Das Attentat also auf Herrn Hitler. Exekutiert durch einen Grafen Stauffenberg […]. Dahinter: ein Putsch der Generäle, lange erwartet. Ah, wirklich also? Ein wenig spät, Ihr Herren, die Ihr diesen Erzzerstörer Deutschlands gemacht habt, die Ihr ihm nachliefet, solange alles gut zu gehen schien, die Ihr, alle Offiziere der Monarchie, unbedenklich jeden von Euch gerade verlangten Treueid schworet, die Ihr Euch zu armseligen Mamelucken des mit hunderttausend Morden, mit dem Jammer und dem Fluch der Welt belasteten Verbrechers erniedrigt habt und ihn jetzt verratet, wie Ihr vorgestern die Monarchie und gestern die Republik verraten habt. […] Kokotten jeder Euch just passenden politischen Konjunktur, Renegaten Eurer Vergangenheit, traurige Beischläfer dieser industriellen Oligarchie, mit deren Machtanspruch die Zersetzung unserer gesellschaftlichen und staatlichen Strukturen begann, armselige Planer dieses mißglückten Einbruchdiebstahls, dessen Planung selbst ein Maximum darstellt an politischem Dilettantismus und geopolitischer Unbildung …

[…] Sie decken durch Jahre jeden Verrat, jede Mord- und Schändungsorgie, die deckten sie, weil dieser Hitler sie wieder zum Exponenten dieses preußisch mißbrauchten Deutschlands machte, sie standen, bewaffnete Schreier, bei jedem seiner Schurkenstreiche, sie pfiffen auf das Elend all der Bombenopfer, der Häftlinge in den Konzentrationslagern und der Geistesverfolgung, sie pfiffen auf Deutschland und seinen Geist, weil jede Änderung des Regimes ein Ende ihrer Macht bedeutet hätte …

Und sie verraten jetzt, wo der Bankrott nicht mehr verheimlicht werden kann, die pleitegehende Firma, um sich ein politisches Alibi zu schaffen … sie, die als platteste Machiavellisten noch alles verraten haben, war ihren Machtanspruch belastete.
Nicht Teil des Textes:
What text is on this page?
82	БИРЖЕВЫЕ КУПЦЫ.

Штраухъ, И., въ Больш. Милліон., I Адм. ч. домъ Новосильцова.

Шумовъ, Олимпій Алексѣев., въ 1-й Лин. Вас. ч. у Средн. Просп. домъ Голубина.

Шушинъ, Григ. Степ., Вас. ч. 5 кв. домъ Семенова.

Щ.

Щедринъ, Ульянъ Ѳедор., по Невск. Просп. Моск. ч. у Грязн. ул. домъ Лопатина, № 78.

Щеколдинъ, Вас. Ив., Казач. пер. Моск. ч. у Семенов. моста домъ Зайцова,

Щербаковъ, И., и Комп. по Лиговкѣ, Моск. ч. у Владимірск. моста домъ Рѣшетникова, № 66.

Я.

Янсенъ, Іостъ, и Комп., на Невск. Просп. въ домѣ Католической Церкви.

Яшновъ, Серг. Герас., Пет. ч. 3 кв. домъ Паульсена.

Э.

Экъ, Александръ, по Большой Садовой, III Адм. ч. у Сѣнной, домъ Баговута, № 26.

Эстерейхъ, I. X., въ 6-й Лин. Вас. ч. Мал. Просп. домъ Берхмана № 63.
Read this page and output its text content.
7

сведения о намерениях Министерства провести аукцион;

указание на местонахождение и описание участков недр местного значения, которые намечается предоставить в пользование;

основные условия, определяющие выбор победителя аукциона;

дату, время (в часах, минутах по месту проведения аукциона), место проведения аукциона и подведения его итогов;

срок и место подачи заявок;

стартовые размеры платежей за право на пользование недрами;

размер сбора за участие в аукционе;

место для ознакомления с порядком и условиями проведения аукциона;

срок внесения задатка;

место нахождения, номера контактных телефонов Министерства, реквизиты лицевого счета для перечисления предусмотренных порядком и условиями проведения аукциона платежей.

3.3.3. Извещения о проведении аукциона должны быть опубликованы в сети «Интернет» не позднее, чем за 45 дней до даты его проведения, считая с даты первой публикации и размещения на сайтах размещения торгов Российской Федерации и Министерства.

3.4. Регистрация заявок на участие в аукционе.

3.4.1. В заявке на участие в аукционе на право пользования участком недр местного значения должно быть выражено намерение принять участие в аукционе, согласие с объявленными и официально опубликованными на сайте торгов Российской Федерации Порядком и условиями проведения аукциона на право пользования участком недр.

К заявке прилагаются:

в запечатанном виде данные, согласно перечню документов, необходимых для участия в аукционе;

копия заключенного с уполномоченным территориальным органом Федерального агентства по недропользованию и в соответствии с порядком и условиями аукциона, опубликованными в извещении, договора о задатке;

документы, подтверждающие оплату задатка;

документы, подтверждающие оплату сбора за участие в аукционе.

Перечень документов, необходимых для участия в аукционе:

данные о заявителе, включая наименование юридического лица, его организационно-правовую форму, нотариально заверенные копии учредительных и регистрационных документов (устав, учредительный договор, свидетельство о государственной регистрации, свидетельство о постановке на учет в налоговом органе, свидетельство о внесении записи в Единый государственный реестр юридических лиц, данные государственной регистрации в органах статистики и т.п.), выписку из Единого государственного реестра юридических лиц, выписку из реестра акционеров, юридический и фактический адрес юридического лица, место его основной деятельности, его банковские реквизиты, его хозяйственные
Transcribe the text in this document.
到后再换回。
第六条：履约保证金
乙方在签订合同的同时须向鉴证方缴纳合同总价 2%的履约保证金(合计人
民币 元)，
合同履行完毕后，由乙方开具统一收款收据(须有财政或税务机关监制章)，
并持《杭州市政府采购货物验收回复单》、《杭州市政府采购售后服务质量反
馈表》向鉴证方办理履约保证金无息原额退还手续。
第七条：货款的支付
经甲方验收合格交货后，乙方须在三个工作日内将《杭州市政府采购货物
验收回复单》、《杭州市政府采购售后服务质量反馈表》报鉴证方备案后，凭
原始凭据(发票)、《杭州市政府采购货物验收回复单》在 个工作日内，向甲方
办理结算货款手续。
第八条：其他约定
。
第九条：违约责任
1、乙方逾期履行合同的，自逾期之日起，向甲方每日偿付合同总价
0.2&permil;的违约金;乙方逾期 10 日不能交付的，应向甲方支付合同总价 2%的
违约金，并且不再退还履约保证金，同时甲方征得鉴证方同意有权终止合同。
Das Land trauert um den Mißerfolg dieser Bombe, und ich kann es unmöglich zum Ausdruck bringen, in welchem Maße diese allgemeine Landestrauer auch die meine ist. Die Generale aber? Man soll sie, wenn man Deutschland von der preußischen Häresie befreit, vernichten. Zusammen mit den industriellen Anstiftern dieses Krieges, zusammen mit seinen journalistischen Barden, zusammen mit Herrn Meißner und Hindenburg jun. und nicht zuletzt mit all dem Klüngel, der für das ungeheuerliche Verbrechen des 30. Januar 1933 verantwortlich ist. Diese aber sollen zwanzig Fuß höher hängen als die übrigen.

Mögen die Lebendbleibenden ihr Leben vom Verkaufen von Zündhölzern und Altpapier fristen …

Als Karikaturen ihrer gestohlenen Macht, als Anstifter unermeßlichen Elends.

Ich kann nicht anders.

Friedrich Percyval Reck-Malleczewen, Tagebuch eines Verzweifelten (mit einem Vorwort von Bernt Engelmann), Berlin, Bonn 1981 (1947), S. 159ff.